In an interview with The Associated Press on Thursday, the 84-year-old Robert Mugabe was sharp, quick and animated - and made clear he is determined to remain president despite what he said were efforts by Britain and the United States to oust him.
"They are waiting for a day when this man, this evil man, called Robert Mugabe is no longer in control," he said. "And I don't know when that day is coming."
So he has no thoughts of resigning?
"No - or a thought of dying," Mugabe chuckled.
Mugabe, who is to address the UN General Assembly on today, dismissed Western reports that the Sept 15 power-sharing deal could fall apart "because I don't know of any hitch".
Under the agreement, Mugabe remains president but is supposed to cede some of the powers he has wielded for nearly three decades in the southern African country.

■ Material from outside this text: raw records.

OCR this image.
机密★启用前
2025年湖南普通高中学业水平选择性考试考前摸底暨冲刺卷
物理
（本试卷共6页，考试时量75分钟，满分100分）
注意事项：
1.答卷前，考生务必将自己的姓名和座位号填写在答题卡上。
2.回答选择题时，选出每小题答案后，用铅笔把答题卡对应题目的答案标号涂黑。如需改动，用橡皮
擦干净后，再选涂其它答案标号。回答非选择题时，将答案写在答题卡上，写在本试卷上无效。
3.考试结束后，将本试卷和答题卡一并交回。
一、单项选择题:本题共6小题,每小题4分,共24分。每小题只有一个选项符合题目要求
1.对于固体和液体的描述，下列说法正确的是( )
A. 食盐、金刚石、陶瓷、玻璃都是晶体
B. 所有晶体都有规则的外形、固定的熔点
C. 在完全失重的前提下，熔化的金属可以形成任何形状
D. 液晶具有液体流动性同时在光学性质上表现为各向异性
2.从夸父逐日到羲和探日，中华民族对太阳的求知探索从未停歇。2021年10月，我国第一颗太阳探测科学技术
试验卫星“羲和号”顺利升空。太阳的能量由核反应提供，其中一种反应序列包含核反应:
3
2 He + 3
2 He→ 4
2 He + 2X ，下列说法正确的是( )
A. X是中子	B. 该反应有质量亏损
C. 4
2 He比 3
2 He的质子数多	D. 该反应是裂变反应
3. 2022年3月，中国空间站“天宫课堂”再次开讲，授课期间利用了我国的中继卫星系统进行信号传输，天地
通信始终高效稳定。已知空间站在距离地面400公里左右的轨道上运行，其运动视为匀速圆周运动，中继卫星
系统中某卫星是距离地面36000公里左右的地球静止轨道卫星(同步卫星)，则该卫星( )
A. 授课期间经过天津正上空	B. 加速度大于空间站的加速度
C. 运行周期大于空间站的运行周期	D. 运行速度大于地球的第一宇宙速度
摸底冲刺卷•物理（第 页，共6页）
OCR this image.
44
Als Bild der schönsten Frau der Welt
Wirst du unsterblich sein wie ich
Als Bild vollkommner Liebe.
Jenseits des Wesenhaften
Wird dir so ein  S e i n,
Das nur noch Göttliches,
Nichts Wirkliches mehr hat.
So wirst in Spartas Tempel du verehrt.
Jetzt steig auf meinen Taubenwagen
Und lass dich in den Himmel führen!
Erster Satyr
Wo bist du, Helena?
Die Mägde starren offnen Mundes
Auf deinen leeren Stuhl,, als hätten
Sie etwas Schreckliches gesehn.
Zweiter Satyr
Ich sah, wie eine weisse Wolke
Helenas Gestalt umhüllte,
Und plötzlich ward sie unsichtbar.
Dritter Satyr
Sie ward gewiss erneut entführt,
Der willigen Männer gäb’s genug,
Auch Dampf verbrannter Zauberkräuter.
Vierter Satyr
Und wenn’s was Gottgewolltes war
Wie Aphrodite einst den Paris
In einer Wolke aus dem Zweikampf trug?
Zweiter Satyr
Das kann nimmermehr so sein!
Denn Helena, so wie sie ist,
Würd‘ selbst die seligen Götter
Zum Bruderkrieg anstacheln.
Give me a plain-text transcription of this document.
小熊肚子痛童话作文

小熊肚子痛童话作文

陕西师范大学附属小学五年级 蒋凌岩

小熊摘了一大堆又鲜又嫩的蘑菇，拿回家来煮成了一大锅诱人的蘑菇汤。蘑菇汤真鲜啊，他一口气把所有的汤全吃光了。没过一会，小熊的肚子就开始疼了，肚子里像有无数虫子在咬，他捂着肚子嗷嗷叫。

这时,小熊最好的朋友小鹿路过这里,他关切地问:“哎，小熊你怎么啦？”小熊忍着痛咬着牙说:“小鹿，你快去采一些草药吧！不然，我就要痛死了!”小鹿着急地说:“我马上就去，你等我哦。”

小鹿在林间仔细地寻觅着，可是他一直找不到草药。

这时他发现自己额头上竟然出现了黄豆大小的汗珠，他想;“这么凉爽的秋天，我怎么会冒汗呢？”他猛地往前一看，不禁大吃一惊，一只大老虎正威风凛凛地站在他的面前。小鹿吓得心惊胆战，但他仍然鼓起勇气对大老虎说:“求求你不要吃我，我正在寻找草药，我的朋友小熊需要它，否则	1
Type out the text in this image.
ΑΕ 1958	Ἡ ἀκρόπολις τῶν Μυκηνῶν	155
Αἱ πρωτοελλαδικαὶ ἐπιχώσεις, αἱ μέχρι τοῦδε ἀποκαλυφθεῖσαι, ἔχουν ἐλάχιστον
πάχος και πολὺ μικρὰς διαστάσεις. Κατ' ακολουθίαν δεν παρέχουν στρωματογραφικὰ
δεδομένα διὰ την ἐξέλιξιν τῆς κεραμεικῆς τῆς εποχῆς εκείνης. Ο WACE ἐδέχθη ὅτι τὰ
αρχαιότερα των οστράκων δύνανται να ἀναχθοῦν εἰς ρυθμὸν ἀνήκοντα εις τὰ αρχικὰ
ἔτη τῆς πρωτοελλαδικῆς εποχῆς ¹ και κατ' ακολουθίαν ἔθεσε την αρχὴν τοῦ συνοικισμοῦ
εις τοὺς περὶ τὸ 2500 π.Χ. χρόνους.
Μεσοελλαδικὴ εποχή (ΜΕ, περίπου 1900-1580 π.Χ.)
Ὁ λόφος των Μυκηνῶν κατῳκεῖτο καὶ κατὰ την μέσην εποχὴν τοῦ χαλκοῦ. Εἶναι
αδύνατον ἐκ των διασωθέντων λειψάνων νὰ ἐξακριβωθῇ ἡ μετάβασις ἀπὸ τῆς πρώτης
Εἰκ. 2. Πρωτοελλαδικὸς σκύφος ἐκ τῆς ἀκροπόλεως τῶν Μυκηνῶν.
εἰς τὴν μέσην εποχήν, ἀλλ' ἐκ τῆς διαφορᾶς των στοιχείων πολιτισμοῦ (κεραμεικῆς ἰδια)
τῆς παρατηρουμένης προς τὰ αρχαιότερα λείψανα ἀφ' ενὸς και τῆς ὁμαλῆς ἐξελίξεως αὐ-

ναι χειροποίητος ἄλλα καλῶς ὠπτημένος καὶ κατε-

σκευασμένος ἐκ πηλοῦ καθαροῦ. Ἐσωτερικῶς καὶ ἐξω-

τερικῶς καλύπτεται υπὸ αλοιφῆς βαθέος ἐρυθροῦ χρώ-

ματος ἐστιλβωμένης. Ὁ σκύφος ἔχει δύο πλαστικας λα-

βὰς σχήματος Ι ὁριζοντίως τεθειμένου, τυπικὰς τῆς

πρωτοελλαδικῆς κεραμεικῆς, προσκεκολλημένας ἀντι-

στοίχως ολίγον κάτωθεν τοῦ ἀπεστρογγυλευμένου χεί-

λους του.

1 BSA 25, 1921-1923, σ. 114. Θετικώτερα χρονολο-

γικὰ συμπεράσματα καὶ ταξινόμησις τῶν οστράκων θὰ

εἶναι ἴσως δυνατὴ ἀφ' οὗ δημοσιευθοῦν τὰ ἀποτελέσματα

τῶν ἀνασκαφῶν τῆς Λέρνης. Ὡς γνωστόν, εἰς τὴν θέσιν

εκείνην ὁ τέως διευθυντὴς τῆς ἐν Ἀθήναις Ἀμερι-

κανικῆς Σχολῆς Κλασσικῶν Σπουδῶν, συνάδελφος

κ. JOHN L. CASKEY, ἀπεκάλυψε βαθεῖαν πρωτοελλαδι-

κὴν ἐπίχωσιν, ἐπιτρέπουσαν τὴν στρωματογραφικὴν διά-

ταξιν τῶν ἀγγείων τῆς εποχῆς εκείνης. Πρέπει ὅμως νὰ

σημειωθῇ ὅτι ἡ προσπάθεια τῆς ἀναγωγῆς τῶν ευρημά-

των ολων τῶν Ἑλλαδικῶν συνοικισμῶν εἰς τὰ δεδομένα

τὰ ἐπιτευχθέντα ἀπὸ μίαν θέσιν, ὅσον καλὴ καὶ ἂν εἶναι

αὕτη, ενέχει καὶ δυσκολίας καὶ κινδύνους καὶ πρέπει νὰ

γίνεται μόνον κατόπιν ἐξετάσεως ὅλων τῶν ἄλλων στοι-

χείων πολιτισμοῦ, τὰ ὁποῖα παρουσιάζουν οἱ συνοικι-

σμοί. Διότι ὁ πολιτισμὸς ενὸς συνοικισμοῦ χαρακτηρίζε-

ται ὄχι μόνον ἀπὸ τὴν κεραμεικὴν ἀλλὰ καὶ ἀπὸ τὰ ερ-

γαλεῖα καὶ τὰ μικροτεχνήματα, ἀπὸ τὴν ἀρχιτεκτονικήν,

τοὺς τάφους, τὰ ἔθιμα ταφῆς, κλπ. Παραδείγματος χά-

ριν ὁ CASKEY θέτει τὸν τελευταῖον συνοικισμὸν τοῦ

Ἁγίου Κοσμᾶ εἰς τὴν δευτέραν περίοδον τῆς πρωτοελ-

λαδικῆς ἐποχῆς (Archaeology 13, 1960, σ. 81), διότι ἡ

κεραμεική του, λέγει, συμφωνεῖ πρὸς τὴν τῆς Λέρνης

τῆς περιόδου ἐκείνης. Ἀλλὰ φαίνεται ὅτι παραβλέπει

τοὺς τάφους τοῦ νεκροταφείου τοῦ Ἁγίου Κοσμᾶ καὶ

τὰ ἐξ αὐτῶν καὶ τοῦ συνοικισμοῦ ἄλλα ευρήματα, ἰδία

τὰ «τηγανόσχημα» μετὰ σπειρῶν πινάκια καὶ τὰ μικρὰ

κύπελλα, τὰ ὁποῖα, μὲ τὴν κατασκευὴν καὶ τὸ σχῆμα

Long-simmering and bitter differences as well as the nation's economic collapse, though, have put the deal under intense pressure.
Mugabe said on Thursday the only outstanding issue is deciding on four of the 31 Cabinet posts, and the negotiations are continuing in Harare while he is in New York. He declined to say which posts are still being discussed.
The agreement provides for 15 nominated by Mugabe's party, 13 by opposition leader Morgan Tsvangirai and three by the leader of a smaller opposition faction, Arthur Mutambara.
"Every one of us is actually positive about the agreement, or the need to cement the agreement and make it work," Mugabe said.